The study was done specifically for Falmouth, but contends the broadband system in Falmouth is like the rest of the Cape.
“One thing we learned is the entire Cape has nearly the identical broadband situation. Verizon has not built any FiOS on the Cape and all of the communities are served by a combination of Comcast along with Verizon DSL,” reads the study.
Should internet providers be treated like a public utility?
Truro, a significantly rural community with a year-round population of around 2,000, has had its struggles with internet connectivity. Select Board chair Robert Weinstein said up until two years ago, many residents depended on satellite service, which he said was horrible. After nearly a decade of battling with Comcast, Truro was able to get adequate wiring, he said.
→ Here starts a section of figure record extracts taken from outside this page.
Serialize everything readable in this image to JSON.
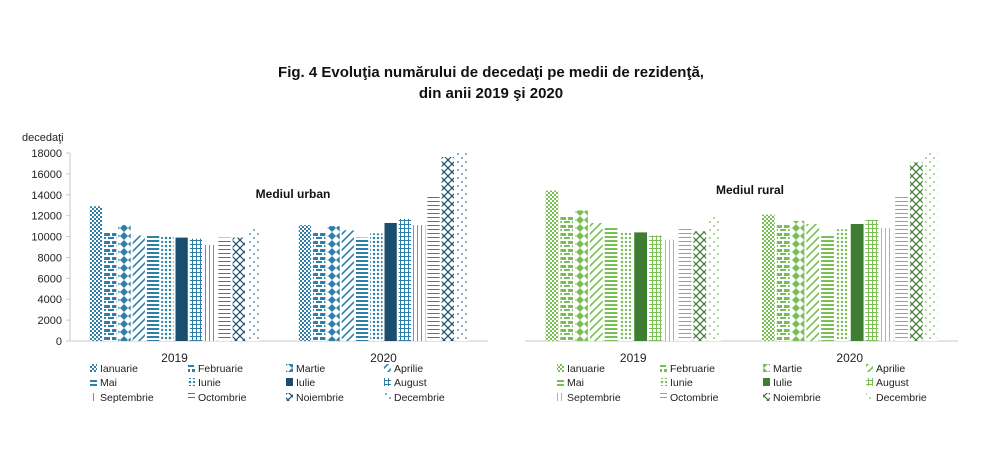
{
  "title_line1": "Fig. 4 Evoluţia numărului de decedaţi pe medii de rezidenţă,",
  "title_line2": "din anii 2019 şi 2020",
  "colors": {
    "urban": "#2f7fa8",
    "urban_dark": "#1b4e6e",
    "rural": "#79bf55",
    "rural_dark": "#3f7d32"
  },
  "chart_data": [
    {
      "type": "bar",
      "title": "Mediul urban",
      "ylabel": "decedaţi",
      "ylim": [
        0,
        18000
      ],
      "yticks": [
        "0",
        "2000",
        "4000",
        "6000",
        "8000",
        "10000",
        "12000",
        "14000",
        "16000",
        "18000"
      ],
      "categories": [
        "2019",
        "2020"
      ],
      "series": [
        {
          "name": "Ianuarie",
          "values": [
            12900,
            11100
          ]
        },
        {
          "name": "Februarie",
          "values": [
            10400,
            10500
          ]
        },
        {
          "name": "Martie",
          "values": [
            11100,
            11000
          ]
        },
        {
          "name": "Aprilie",
          "values": [
            10100,
            10600
          ]
        },
        {
          "name": "Mai",
          "values": [
            10100,
            9900
          ]
        },
        {
          "name": "Iunie",
          "values": [
            10000,
            10300
          ]
        },
        {
          "name": "Iulie",
          "values": [
            9900,
            11300
          ]
        },
        {
          "name": "August",
          "values": [
            9800,
            11700
          ]
        },
        {
          "name": "Septembrie",
          "values": [
            9200,
            11100
          ]
        },
        {
          "name": "Octombrie",
          "values": [
            9900,
            13900
          ]
        },
        {
          "name": "Noiembrie",
          "values": [
            9900,
            17600
          ]
        },
        {
          "name": "Decembrie",
          "values": [
            10900,
            18000
          ]
        }
      ]
    },
    {
      "type": "bar",
      "title": "Mediul rural",
      "ylim": [
        0,
        18000
      ],
      "categories": [
        "2019",
        "2020"
      ],
      "series": [
        {
          "name": "Ianuarie",
          "values": [
            14400,
            12100
          ]
        },
        {
          "name": "Februarie",
          "values": [
            12000,
            11100
          ]
        },
        {
          "name": "Martie",
          "values": [
            12500,
            11500
          ]
        },
        {
          "name": "Aprilie",
          "values": [
            11300,
            11200
          ]
        },
        {
          "name": "Mai",
          "values": [
            11000,
            10200
          ]
        },
        {
          "name": "Iunie",
          "values": [
            10500,
            10700
          ]
        },
        {
          "name": "Iulie",
          "values": [
            10400,
            11200
          ]
        },
        {
          "name": "August",
          "values": [
            10100,
            11600
          ]
        },
        {
          "name": "Septembrie",
          "values": [
            9700,
            10800
          ]
        },
        {
          "name": "Octombrie",
          "values": [
            10800,
            13800
          ]
        },
        {
          "name": "Noiembrie",
          "values": [
            10500,
            17100
          ]
        },
        {
          "name": "Decembrie",
          "values": [
            11900,
            18000
          ]
        }
      ]
    }
  ]
}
Weinstein doesn’t blame Comcast, but the federal government.
The federal government, he said, allows internet companies to be treated like entertainment companies rather than a public utility, which means they aren’t obligated to wire every town.
“In terms of internet, we’re a Third World nation,” he said.
Truro resident Curtis Hartman said at his old home on Long Nook Road, he couldn’t get wired internet service. He has moved to a different part of town served by Comcast where he said service is “adequate.”
Hartman said there have always been parts of the town that Comcast has refused to wire. However, because internet is mandatory today, he believes that internet companies should operate like a regulated utility, rather than merely a business.
Marc Goodman, a director of public relations for Comcast, said there’s no difference between the broadband systems for Comcast customers on the Cape and those in Boston. He said Comcast has invested billions in its network, and that the network design in Falmouth and in Boston is identical.
Comcast also has invested thousands of miles of fiber in its network, including on Cape Cod, he said, and is working to offer customers multi-gigabit speeds on its existing infrastructure.
“Across Massachusetts and Cape Cod, Comcast has invested billions in our smart, fast and reliable fiber-rich network to deliver residential broadband speeds up to 1.2 gigabits per second and business speeds up to 100 gigabits per second for our customers. We will continue to invest in our network, our technology and our local workforce to offer residents and businesses throughout the Cape unbeatable internet with the best connection, advanced cybersecurity, faster speeds and the best technology available,” said Goodman.
Additionally, Goodman hopes that Xfinity customers on the Cape who have issues deal directly with Xfinity employees, such as by going to their stores in Falmouth or Hyannis or talking to customer service by phone or online.